Wendy’s has a classically salty, or sassy, twitter account. They have been known for this for a while and most recently became famous for replying to Carter Wilkerson’s tweet asking for a year supply of chicken nuggets. However, their Twitter account shows that they have been around a long time before #nuggsforcarter. They reply to many, many tweets every day, relating from customer service complaints to homework requests. It is not uncommon to see sassily written tweets aimed at random tweeters. They are receiving a lot of attention for this new “style” of interaction with customers.
Should Wendy’s embrace this attention? Is it time to leave the salt in the kitchen?

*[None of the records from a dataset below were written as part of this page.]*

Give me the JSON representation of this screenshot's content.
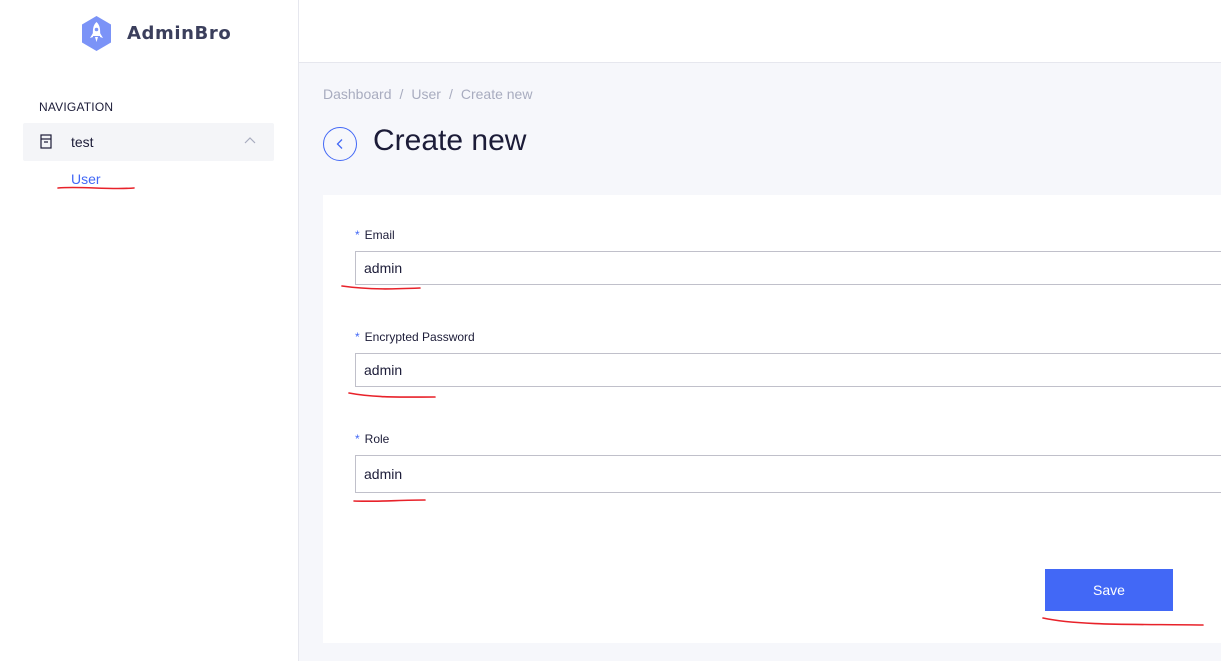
{
  "app": {
    "brand": "AdminBro"
  },
  "sidebar": {
    "heading": "NAVIGATION",
    "group": {
      "label": "test",
      "icon": "folder-icon"
    },
    "items": [
      {
        "label": "User"
      }
    ]
  },
  "breadcrumb": {
    "items": [
      "Dashboard",
      "User",
      "Create new"
    ],
    "separator": "/"
  },
  "page": {
    "title": "Create new"
  },
  "form": {
    "required_marker": "*",
    "fields": [
      {
        "label": "Email",
        "value": "admin"
      },
      {
        "label": "Encrypted Password",
        "value": "admin"
      },
      {
        "label": "Role",
        "value": "admin"
      }
    ],
    "save_label": "Save"
  },
  "colors": {
    "accent": "#4268f6",
    "annotation": "#e8222a"
  }
}
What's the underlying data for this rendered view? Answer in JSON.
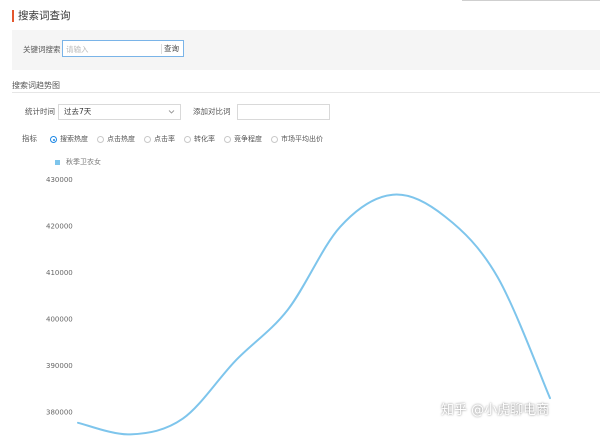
{
  "page_title": "搜索词查询",
  "search": {
    "keyword_label": "关键词搜索",
    "placeholder": "请输入",
    "query_button": "查询"
  },
  "trend_section": {
    "title": "搜索词趋势图"
  },
  "filters": {
    "period_label": "统计时间",
    "period_value": "过去7天",
    "compare_label": "添加对比词",
    "compare_value": ""
  },
  "metrics": {
    "label": "指标",
    "options": [
      {
        "label": "搜索热度",
        "checked": true
      },
      {
        "label": "点击热度",
        "checked": false
      },
      {
        "label": "点击率",
        "checked": false
      },
      {
        "label": "转化率",
        "checked": false
      },
      {
        "label": "竞争程度",
        "checked": false
      },
      {
        "label": "市场平均出价",
        "checked": false
      }
    ]
  },
  "colors": {
    "accent": "#e4572e",
    "line": "#7ec5ec",
    "radio_active": "#1e88e5"
  },
  "chart_data": {
    "type": "line",
    "series": [
      {
        "name": "秋季卫衣女",
        "values": [
          {
            "x": 1,
            "y": 377700
          },
          {
            "x": 2,
            "y": 375200
          },
          {
            "x": 3,
            "y": 378600
          },
          {
            "x": 4,
            "y": 391000
          },
          {
            "x": 5,
            "y": 402000
          },
          {
            "x": 6,
            "y": 419800
          },
          {
            "x": 7,
            "y": 426700
          },
          {
            "x": 8,
            "y": 422000
          },
          {
            "x": 9,
            "y": 409000
          },
          {
            "x": 10,
            "y": 383000
          }
        ]
      }
    ],
    "yticks": [
      380000,
      390000,
      400000,
      410000,
      420000,
      430000
    ],
    "ytick_labels": [
      "380000",
      "390000",
      "400000",
      "410000",
      "420000",
      "430000"
    ],
    "xlim": [
      1,
      10
    ],
    "ylim": [
      374000,
      432000
    ],
    "grid": false,
    "legend_position": "top-left"
  },
  "watermark": "知乎 @小虎聊电商"
}
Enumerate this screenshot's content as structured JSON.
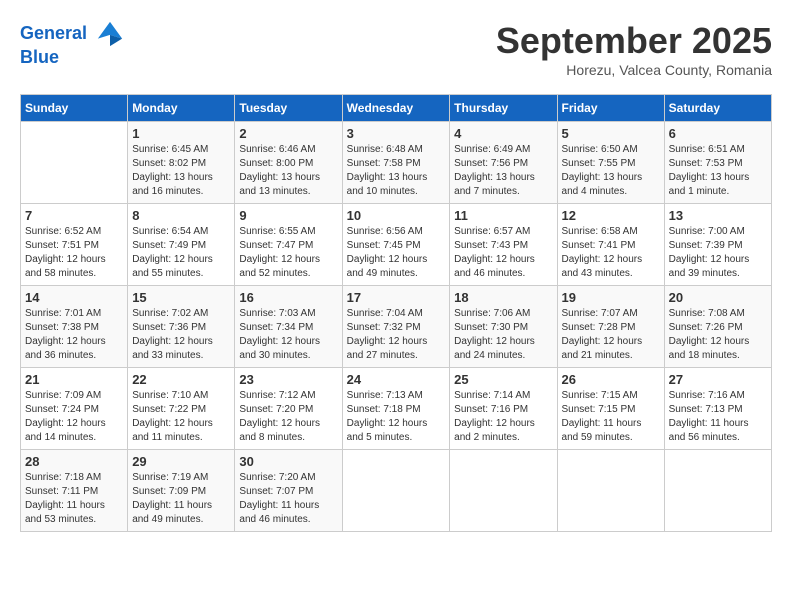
{
  "header": {
    "logo_line1": "General",
    "logo_line2": "Blue",
    "month": "September 2025",
    "location": "Horezu, Valcea County, Romania"
  },
  "weekdays": [
    "Sunday",
    "Monday",
    "Tuesday",
    "Wednesday",
    "Thursday",
    "Friday",
    "Saturday"
  ],
  "weeks": [
    [
      {
        "day": "",
        "sunrise": "",
        "sunset": "",
        "daylight": ""
      },
      {
        "day": "1",
        "sunrise": "Sunrise: 6:45 AM",
        "sunset": "Sunset: 8:02 PM",
        "daylight": "Daylight: 13 hours and 16 minutes."
      },
      {
        "day": "2",
        "sunrise": "Sunrise: 6:46 AM",
        "sunset": "Sunset: 8:00 PM",
        "daylight": "Daylight: 13 hours and 13 minutes."
      },
      {
        "day": "3",
        "sunrise": "Sunrise: 6:48 AM",
        "sunset": "Sunset: 7:58 PM",
        "daylight": "Daylight: 13 hours and 10 minutes."
      },
      {
        "day": "4",
        "sunrise": "Sunrise: 6:49 AM",
        "sunset": "Sunset: 7:56 PM",
        "daylight": "Daylight: 13 hours and 7 minutes."
      },
      {
        "day": "5",
        "sunrise": "Sunrise: 6:50 AM",
        "sunset": "Sunset: 7:55 PM",
        "daylight": "Daylight: 13 hours and 4 minutes."
      },
      {
        "day": "6",
        "sunrise": "Sunrise: 6:51 AM",
        "sunset": "Sunset: 7:53 PM",
        "daylight": "Daylight: 13 hours and 1 minute."
      }
    ],
    [
      {
        "day": "7",
        "sunrise": "Sunrise: 6:52 AM",
        "sunset": "Sunset: 7:51 PM",
        "daylight": "Daylight: 12 hours and 58 minutes."
      },
      {
        "day": "8",
        "sunrise": "Sunrise: 6:54 AM",
        "sunset": "Sunset: 7:49 PM",
        "daylight": "Daylight: 12 hours and 55 minutes."
      },
      {
        "day": "9",
        "sunrise": "Sunrise: 6:55 AM",
        "sunset": "Sunset: 7:47 PM",
        "daylight": "Daylight: 12 hours and 52 minutes."
      },
      {
        "day": "10",
        "sunrise": "Sunrise: 6:56 AM",
        "sunset": "Sunset: 7:45 PM",
        "daylight": "Daylight: 12 hours and 49 minutes."
      },
      {
        "day": "11",
        "sunrise": "Sunrise: 6:57 AM",
        "sunset": "Sunset: 7:43 PM",
        "daylight": "Daylight: 12 hours and 46 minutes."
      },
      {
        "day": "12",
        "sunrise": "Sunrise: 6:58 AM",
        "sunset": "Sunset: 7:41 PM",
        "daylight": "Daylight: 12 hours and 43 minutes."
      },
      {
        "day": "13",
        "sunrise": "Sunrise: 7:00 AM",
        "sunset": "Sunset: 7:39 PM",
        "daylight": "Daylight: 12 hours and 39 minutes."
      }
    ],
    [
      {
        "day": "14",
        "sunrise": "Sunrise: 7:01 AM",
        "sunset": "Sunset: 7:38 PM",
        "daylight": "Daylight: 12 hours and 36 minutes."
      },
      {
        "day": "15",
        "sunrise": "Sunrise: 7:02 AM",
        "sunset": "Sunset: 7:36 PM",
        "daylight": "Daylight: 12 hours and 33 minutes."
      },
      {
        "day": "16",
        "sunrise": "Sunrise: 7:03 AM",
        "sunset": "Sunset: 7:34 PM",
        "daylight": "Daylight: 12 hours and 30 minutes."
      },
      {
        "day": "17",
        "sunrise": "Sunrise: 7:04 AM",
        "sunset": "Sunset: 7:32 PM",
        "daylight": "Daylight: 12 hours and 27 minutes."
      },
      {
        "day": "18",
        "sunrise": "Sunrise: 7:06 AM",
        "sunset": "Sunset: 7:30 PM",
        "daylight": "Daylight: 12 hours and 24 minutes."
      },
      {
        "day": "19",
        "sunrise": "Sunrise: 7:07 AM",
        "sunset": "Sunset: 7:28 PM",
        "daylight": "Daylight: 12 hours and 21 minutes."
      },
      {
        "day": "20",
        "sunrise": "Sunrise: 7:08 AM",
        "sunset": "Sunset: 7:26 PM",
        "daylight": "Daylight: 12 hours and 18 minutes."
      }
    ],
    [
      {
        "day": "21",
        "sunrise": "Sunrise: 7:09 AM",
        "sunset": "Sunset: 7:24 PM",
        "daylight": "Daylight: 12 hours and 14 minutes."
      },
      {
        "day": "22",
        "sunrise": "Sunrise: 7:10 AM",
        "sunset": "Sunset: 7:22 PM",
        "daylight": "Daylight: 12 hours and 11 minutes."
      },
      {
        "day": "23",
        "sunrise": "Sunrise: 7:12 AM",
        "sunset": "Sunset: 7:20 PM",
        "daylight": "Daylight: 12 hours and 8 minutes."
      },
      {
        "day": "24",
        "sunrise": "Sunrise: 7:13 AM",
        "sunset": "Sunset: 7:18 PM",
        "daylight": "Daylight: 12 hours and 5 minutes."
      },
      {
        "day": "25",
        "sunrise": "Sunrise: 7:14 AM",
        "sunset": "Sunset: 7:16 PM",
        "daylight": "Daylight: 12 hours and 2 minutes."
      },
      {
        "day": "26",
        "sunrise": "Sunrise: 7:15 AM",
        "sunset": "Sunset: 7:15 PM",
        "daylight": "Daylight: 11 hours and 59 minutes."
      },
      {
        "day": "27",
        "sunrise": "Sunrise: 7:16 AM",
        "sunset": "Sunset: 7:13 PM",
        "daylight": "Daylight: 11 hours and 56 minutes."
      }
    ],
    [
      {
        "day": "28",
        "sunrise": "Sunrise: 7:18 AM",
        "sunset": "Sunset: 7:11 PM",
        "daylight": "Daylight: 11 hours and 53 minutes."
      },
      {
        "day": "29",
        "sunrise": "Sunrise: 7:19 AM",
        "sunset": "Sunset: 7:09 PM",
        "daylight": "Daylight: 11 hours and 49 minutes."
      },
      {
        "day": "30",
        "sunrise": "Sunrise: 7:20 AM",
        "sunset": "Sunset: 7:07 PM",
        "daylight": "Daylight: 11 hours and 46 minutes."
      },
      {
        "day": "",
        "sunrise": "",
        "sunset": "",
        "daylight": ""
      },
      {
        "day": "",
        "sunrise": "",
        "sunset": "",
        "daylight": ""
      },
      {
        "day": "",
        "sunrise": "",
        "sunset": "",
        "daylight": ""
      },
      {
        "day": "",
        "sunrise": "",
        "sunset": "",
        "daylight": ""
      }
    ]
  ]
}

No. We are “m-m-m-m-mm I’m lovin’ it.” (ha, get it?) While we have come to expect professionalism out of established companies, Wendy’s has a genius idea. They have been able to stand out in a crowd of brands vying for the attention of the public by being unique. Since the #nuggsforcarter campaign erupted, Wendy’s has earned 149,000 followers. This kind of publicity is something that couldn’t have ever been matched by a “suggested tweet.” As The US Campaign stated “Carter might not get his nuggets, but Wendy’s got their publicity.”
Critics of Wendy’s brand cite professionalism, uniformity, and Wendy’s history of distasteful tweets (Remember the Pepe meme fiasco). However, I would state that Wendy’s or any brand can maintain professionalism while still conveying a personality that is respected in their target audience. Uniformity and consistency may seem great, but as we know there is not a science to what will or won’t go viral. Lastly, Wendy’s may have a previous snafu with distasteful tweets and this could be a reoccurring problem. However, in the world of social media, users may be slow to forgive, but they are quick to forget.